I taught at a highly-ranked B-school during 2004-2007. My students were of good quality, but year after year the complaints were the same: they couldn´t get truly glamorous jobs (the kind that all top MBAs were getting around the globe back in those sensationally prosperous days). The best that most could hope for appeared to be to get some job, any job at all, that at least would let them repay their hefty student loans. So I wonder, what about these days? If those MBAs had a hard time when times were impossibly rosy, imagine now. Sometimes I picture students rioting and tearing down the school amid screams of "where´s my Goldman job! where´s my McKinsey job!"

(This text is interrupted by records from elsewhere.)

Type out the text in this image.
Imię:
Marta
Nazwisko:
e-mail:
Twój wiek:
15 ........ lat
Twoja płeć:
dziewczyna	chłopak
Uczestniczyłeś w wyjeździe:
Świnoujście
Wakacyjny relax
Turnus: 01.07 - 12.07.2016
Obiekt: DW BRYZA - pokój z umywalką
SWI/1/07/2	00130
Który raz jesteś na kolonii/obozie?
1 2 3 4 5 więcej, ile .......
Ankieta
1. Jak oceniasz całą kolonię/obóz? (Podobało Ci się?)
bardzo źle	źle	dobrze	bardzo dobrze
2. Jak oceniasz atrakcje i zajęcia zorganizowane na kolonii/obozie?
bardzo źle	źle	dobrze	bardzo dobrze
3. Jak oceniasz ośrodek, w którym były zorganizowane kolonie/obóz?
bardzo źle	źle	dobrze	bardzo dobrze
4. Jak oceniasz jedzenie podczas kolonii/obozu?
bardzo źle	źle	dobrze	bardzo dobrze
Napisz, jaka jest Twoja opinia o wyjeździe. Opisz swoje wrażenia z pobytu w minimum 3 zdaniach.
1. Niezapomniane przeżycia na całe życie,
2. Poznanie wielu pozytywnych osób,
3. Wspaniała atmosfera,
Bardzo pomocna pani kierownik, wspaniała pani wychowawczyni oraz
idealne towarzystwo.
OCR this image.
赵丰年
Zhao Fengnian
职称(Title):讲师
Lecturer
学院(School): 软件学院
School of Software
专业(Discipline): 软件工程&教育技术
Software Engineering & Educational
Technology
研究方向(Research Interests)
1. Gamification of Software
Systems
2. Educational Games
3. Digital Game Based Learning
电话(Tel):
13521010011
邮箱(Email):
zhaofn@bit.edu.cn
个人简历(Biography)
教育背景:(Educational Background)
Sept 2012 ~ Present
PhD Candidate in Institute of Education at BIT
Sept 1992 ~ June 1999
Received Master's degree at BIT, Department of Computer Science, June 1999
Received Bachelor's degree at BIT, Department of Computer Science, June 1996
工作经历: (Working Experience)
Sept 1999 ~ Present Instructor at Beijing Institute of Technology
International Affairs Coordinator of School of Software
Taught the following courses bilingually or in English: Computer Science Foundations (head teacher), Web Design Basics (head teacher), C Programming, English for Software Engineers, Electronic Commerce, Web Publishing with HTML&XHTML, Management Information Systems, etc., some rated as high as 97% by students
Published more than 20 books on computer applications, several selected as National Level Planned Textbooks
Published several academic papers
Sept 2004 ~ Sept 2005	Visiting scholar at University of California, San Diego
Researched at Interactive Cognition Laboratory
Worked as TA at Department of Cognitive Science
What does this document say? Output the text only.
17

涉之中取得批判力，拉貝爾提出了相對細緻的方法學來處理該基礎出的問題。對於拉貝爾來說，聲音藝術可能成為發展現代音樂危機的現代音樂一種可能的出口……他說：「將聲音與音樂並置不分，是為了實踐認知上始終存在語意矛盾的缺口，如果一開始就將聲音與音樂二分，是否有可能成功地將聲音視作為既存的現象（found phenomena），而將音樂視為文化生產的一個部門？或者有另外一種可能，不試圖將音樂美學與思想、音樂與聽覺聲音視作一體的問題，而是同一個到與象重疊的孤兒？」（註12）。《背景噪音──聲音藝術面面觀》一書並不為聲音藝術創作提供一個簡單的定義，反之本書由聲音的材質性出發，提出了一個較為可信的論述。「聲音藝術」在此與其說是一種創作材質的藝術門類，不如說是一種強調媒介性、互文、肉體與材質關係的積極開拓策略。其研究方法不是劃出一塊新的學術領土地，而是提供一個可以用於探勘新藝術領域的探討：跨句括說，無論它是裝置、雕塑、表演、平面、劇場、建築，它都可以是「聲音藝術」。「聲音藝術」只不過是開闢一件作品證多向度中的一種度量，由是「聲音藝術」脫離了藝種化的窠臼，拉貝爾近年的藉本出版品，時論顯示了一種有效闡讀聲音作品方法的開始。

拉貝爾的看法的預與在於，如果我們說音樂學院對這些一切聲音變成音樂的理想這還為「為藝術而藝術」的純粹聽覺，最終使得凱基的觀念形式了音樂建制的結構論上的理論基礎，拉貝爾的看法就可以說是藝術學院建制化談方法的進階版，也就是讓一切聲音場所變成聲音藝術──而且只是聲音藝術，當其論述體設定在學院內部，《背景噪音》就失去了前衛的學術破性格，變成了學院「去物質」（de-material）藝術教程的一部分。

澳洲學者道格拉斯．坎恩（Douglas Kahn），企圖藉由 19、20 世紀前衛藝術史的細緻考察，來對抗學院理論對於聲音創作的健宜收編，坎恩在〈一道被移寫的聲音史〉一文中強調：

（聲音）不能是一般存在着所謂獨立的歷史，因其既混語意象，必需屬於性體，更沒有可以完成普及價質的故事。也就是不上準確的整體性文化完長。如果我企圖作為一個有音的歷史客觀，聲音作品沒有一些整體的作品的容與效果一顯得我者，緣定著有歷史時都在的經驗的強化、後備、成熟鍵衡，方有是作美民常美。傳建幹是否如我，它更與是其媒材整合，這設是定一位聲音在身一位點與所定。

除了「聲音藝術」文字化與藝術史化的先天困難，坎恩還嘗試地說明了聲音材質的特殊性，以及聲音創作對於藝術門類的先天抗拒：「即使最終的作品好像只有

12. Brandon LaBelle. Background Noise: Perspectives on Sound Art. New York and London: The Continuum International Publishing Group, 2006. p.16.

Of course, the potential backlash that B-schools may face in this job-lite environment is compounded by the facts that the institutions themselves share some blame for the financial mayhem in the first place, and that the structure that, generally, dominates them (a fifty-year old status quo) is rotten to the core. B-schools are completely dominated by theory and theoreticians, bent on embracing failed and lethal dogmas. The credit crisis (largely caused by flawed mathematical models let loose) has shown how irresponsibly antisocial it is to peddle the quantitative snakeoil. Yet B-schools show no signs of abating their analytical practices, no real atonement, no true repentance.
If you were a current MBA student, witnessing how the expensive diploma can´t deliver corporate heaven and seeing how your professors keep teaching and promoting failed deleterious dictums, how would you react? Possibly not amicably. Who knows, we may yet witness a popular mutiny that unleashes the radical transformative revolution that B-schools should have voluntarily embarked on a long time ago.